How is Cognitive Behavioural Therapy used to reduce anxiety effectively?

THE LEVEL OF STRESS AND ANXIETY IN THE GENERAL POPULATION IS CURRENT-LY INCREASING AS A RESULT OF UNCERTAINTIES ASSOCIATED WITH THE PAN-DEMIC. FOR MANY PEOPLE, THE LOCKDOWNS AND CRISIS CAUSED BY THE CORONAVIRUS HAVE LED TO ABRUPT DISRUPTIONS IN THEIR LIFESTYLES AND FUTURE PLANS. This is also the case for student study plans and career prospects. Many students have even dropped out of their studies altogether. Others have found themselves pushed into the job market or into higher education with no conventionally certified benchmarks or achievements. In challenging situations such as this, CBT is an effective method for teaching us how to deal with stress and modify behaviours that contribute to our state of stress. Psychologist and Psychotherapist, Yannick Heim, gives us an insight.
stress level

Mynd: In broad terms, how do you define the different levels of stress, and at what point does stress become a problem?

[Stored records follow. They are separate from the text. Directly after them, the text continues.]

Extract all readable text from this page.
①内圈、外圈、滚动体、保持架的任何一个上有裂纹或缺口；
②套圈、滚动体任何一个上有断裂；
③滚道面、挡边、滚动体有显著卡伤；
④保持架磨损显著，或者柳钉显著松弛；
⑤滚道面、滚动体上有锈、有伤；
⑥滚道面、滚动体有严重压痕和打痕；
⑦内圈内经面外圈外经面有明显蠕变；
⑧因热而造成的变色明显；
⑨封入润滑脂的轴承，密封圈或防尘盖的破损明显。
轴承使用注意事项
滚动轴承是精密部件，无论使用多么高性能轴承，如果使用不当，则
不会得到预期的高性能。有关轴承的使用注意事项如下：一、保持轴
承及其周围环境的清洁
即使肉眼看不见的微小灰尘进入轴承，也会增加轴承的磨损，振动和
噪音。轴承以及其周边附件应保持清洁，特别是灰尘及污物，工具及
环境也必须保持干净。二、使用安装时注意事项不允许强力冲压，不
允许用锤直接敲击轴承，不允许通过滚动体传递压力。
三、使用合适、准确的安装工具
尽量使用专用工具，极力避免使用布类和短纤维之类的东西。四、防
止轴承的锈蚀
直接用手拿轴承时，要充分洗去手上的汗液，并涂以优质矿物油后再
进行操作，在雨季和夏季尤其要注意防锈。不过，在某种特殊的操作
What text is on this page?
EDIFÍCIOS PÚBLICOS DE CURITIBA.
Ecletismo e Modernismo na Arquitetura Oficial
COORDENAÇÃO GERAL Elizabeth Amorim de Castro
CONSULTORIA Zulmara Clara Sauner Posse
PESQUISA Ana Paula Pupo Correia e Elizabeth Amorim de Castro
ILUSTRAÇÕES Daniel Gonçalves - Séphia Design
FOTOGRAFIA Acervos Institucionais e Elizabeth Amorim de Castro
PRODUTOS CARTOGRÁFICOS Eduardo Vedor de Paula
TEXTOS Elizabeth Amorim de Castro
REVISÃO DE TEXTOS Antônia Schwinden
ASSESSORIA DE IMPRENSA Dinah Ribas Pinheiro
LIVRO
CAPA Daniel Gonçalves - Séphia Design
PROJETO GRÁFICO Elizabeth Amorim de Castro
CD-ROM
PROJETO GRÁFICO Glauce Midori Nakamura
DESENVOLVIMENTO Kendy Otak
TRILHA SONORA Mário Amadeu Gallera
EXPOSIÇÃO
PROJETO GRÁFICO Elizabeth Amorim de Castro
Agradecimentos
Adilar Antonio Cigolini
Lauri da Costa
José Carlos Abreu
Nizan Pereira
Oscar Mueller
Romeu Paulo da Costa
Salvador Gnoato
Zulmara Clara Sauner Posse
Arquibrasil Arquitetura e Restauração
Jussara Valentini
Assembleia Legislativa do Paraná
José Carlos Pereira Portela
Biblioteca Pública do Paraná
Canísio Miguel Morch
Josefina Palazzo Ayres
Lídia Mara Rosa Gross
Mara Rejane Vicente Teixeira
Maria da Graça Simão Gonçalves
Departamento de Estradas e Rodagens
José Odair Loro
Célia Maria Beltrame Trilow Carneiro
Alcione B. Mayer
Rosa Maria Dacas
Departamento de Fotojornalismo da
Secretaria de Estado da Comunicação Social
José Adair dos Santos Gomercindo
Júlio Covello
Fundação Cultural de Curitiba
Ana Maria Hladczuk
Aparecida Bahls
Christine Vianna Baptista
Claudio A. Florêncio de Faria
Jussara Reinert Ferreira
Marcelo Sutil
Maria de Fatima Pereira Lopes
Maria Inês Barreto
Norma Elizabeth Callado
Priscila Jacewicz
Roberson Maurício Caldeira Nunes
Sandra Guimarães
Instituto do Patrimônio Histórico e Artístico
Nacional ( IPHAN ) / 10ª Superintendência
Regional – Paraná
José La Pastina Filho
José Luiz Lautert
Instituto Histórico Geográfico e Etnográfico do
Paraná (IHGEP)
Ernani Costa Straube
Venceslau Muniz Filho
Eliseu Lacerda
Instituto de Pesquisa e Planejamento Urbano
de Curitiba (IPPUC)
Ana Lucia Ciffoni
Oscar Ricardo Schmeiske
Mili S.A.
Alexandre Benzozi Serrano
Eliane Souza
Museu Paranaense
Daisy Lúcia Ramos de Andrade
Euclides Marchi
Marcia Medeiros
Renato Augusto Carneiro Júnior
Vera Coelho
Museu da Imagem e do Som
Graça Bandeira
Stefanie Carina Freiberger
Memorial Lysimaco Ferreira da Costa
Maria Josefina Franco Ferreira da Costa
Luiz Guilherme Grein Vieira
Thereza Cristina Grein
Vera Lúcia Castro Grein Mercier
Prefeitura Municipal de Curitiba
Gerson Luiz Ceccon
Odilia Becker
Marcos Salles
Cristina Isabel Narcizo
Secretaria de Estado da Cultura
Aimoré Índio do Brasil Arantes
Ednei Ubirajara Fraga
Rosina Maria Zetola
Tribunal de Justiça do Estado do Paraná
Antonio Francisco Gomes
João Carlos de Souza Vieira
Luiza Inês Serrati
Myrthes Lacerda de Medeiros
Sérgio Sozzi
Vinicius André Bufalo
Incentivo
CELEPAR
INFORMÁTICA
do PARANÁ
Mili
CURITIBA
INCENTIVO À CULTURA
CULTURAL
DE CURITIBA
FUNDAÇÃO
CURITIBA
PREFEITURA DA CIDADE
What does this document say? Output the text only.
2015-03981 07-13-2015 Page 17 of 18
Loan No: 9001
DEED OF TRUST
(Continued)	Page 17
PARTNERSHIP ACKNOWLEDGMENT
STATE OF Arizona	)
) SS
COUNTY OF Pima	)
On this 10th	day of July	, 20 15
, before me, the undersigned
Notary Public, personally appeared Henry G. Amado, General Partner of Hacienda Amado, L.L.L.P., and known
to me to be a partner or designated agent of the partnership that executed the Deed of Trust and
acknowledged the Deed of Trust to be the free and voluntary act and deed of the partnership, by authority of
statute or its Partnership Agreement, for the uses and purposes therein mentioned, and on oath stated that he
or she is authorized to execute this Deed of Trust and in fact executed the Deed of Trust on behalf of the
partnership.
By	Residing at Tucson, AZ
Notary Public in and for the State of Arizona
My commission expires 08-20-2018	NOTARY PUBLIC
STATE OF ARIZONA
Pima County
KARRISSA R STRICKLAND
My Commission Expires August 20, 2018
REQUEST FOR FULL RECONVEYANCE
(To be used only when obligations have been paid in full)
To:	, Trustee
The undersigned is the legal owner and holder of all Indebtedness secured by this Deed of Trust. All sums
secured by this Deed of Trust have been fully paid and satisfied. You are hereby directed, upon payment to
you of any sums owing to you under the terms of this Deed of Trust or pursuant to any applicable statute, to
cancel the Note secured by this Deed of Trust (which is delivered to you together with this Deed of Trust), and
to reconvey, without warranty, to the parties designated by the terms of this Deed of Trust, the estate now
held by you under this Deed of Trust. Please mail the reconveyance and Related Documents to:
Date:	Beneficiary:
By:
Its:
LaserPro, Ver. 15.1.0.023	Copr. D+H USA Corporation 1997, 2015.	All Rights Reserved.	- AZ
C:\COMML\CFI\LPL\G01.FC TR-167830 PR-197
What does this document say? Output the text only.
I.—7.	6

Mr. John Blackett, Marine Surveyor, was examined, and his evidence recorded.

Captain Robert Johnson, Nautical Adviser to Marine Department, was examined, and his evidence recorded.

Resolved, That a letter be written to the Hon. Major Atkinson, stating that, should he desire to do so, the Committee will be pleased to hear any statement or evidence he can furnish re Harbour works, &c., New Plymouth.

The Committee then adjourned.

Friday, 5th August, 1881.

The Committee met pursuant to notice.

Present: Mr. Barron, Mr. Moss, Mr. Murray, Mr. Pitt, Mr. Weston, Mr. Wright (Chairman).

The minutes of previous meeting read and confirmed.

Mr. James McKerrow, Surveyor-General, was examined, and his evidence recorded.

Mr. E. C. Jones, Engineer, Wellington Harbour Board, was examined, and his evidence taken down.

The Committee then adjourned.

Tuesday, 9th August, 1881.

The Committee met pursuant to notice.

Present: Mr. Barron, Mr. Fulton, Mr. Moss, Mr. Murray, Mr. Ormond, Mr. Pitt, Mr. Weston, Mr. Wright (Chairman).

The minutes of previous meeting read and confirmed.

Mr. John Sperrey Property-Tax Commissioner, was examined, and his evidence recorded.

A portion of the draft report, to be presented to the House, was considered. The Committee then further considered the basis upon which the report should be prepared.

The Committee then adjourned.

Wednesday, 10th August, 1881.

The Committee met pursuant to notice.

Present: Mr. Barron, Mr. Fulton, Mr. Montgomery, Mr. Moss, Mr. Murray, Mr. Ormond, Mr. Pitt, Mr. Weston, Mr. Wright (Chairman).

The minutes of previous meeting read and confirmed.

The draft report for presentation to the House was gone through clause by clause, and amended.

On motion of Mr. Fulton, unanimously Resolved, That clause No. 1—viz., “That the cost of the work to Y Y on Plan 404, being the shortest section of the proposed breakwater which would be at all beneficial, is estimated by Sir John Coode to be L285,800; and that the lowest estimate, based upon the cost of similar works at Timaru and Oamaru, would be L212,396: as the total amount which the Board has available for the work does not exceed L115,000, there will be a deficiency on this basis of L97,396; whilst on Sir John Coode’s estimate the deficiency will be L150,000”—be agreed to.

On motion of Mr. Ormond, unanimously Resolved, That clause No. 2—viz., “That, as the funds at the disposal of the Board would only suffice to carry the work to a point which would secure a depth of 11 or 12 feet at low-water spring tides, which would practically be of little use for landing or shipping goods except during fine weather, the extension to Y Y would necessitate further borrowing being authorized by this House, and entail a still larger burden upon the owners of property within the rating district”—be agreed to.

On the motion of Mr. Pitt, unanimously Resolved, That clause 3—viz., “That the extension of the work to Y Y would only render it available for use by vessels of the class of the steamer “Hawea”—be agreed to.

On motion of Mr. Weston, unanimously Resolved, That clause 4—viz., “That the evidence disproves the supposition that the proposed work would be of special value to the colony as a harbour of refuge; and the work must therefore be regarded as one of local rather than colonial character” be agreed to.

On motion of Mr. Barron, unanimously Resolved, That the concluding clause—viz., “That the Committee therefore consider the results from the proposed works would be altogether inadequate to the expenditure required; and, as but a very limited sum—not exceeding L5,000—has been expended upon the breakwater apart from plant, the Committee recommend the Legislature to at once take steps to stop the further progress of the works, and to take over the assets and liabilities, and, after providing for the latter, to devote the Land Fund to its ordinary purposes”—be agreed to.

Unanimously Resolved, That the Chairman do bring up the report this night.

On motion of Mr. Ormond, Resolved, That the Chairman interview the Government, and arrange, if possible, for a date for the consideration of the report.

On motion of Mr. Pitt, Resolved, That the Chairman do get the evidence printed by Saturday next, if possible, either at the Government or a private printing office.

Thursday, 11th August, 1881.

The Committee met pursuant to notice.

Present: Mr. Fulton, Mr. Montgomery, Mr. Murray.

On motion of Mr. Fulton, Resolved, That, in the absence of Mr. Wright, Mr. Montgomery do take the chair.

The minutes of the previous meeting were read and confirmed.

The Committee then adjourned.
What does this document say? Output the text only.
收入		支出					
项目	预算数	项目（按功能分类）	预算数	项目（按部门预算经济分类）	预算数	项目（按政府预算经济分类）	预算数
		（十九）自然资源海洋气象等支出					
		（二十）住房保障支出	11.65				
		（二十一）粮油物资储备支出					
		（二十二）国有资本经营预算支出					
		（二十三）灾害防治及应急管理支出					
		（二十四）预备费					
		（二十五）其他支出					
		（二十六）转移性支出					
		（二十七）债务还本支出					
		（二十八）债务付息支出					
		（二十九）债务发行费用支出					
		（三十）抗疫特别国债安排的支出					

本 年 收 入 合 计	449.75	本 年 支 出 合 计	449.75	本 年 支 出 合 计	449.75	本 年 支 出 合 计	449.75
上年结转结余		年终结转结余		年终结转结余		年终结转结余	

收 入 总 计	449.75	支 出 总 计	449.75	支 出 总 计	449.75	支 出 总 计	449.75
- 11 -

Yannick Heim: Stress is basically the body’s natural reaction to environmental constraints. It enables us to adapt to situations, to a certain degree, and acts by mobilising the body’s resources to face the challenges and demands of daily life. An optimal dose of stress, neither too much nor too little, enables us to perform with greater efficiency for a specific task. Stress becomes harmful when it is prolonged over a long period and leads us to a state of exhaustion. This is because when the body is overburdened, if it works at full capacity for too long, it inevitably ends up burning out its resources.

Mynd: How does CBT help reduce stress and anxiety levels?

Yannick Heim: The first step is to develop an awareness of your state of stress. To do this, we encourage a person to focus on various types of signals related to the body, emotions or cognitive processes. Fatigue, loss of appetite, irritability, and also a lack of concentration are some of the signs that indicate high levels of stress. We then talk about how our environment affects us and how we can increase our ability to control it. In short, it is about analysing the context of our lives and identifying the stress factors within it. And lastly, CBT techniques enable a person to perform self-analysis, to understand how his or her perception of certain situations may lead them to adopt behaviours that, in the long term, may either reinforce or alleviate their perceived levels of stress. The aim is to increase our level of awareness of this virtually unconscious or automatic process. The person is thus able to make a more informed decision about how to deal with his or her situation.

Mynd: In your practice and in the context of the pandemic, what major tendencies have you observed regarding the anxiety levels of your patients, particularly for young people?

Yannick Heim: A loss of direction and a degree of incomprehension regarding the contradictory information they receive. I have definitely observed that many young people who reach the end of their compulsory school education are unsure about which professional path to follow from thereon. There are currently only limited opportunities to explore options through internships, whilst the pressure to secure a course by August 2021 is on, and all this at a time when the end of year exams are fast approaching. And also the current health restrictions, mean that there are few outlets to “let off steam” and decompress.

Mynd: What practical advice would you give them?

Yannick Heim: To seek advice from the adults around them, their parents, and the career guidance services provided by their schools or colleges. And a second word of advice for reducing anxiety levels would be to identify which aspects of our lives we are able to control and which we cannot. There are charts available online, based on the Lazarus stress model, that can help us to do this. So basically, this technique involves writing down what causes us stress, and then identifying which factors we can do something about and which we cannot. This helps us to take a step back from the situation, and allows us to become mindful of not wasting energy on situations or factors that are out of our control.

Heart coherence, or how to reduce stress levels through breathing techniques

Stress and anxiety management is closely linked to physiological factors. Breathing is one of the main gateways to understanding and controlling how our brain and heart react to stress. Breath awareness can be used to reduce stress and anxiety by practising simple breathing exercises three times a day for five minutes. A number of free mobile apps are available to help beginners learn to practise these types of exercises. Various scientific studies have also shown real health improvements on several levels following the regular practice of breathing exercises – improved concentration levels, memory, state of calmness, higher tolerance threshold. One of these exercises is heart coherence. This is a technique that involves sitting peacefully in a quite, calm place and taking deep breaths, inhaling fully for four to five seconds and then exhaling fully for four to five seconds. This breathing technique should feel comfortable. To be effective, the exercise should be repeated several times a day for at least three weeks.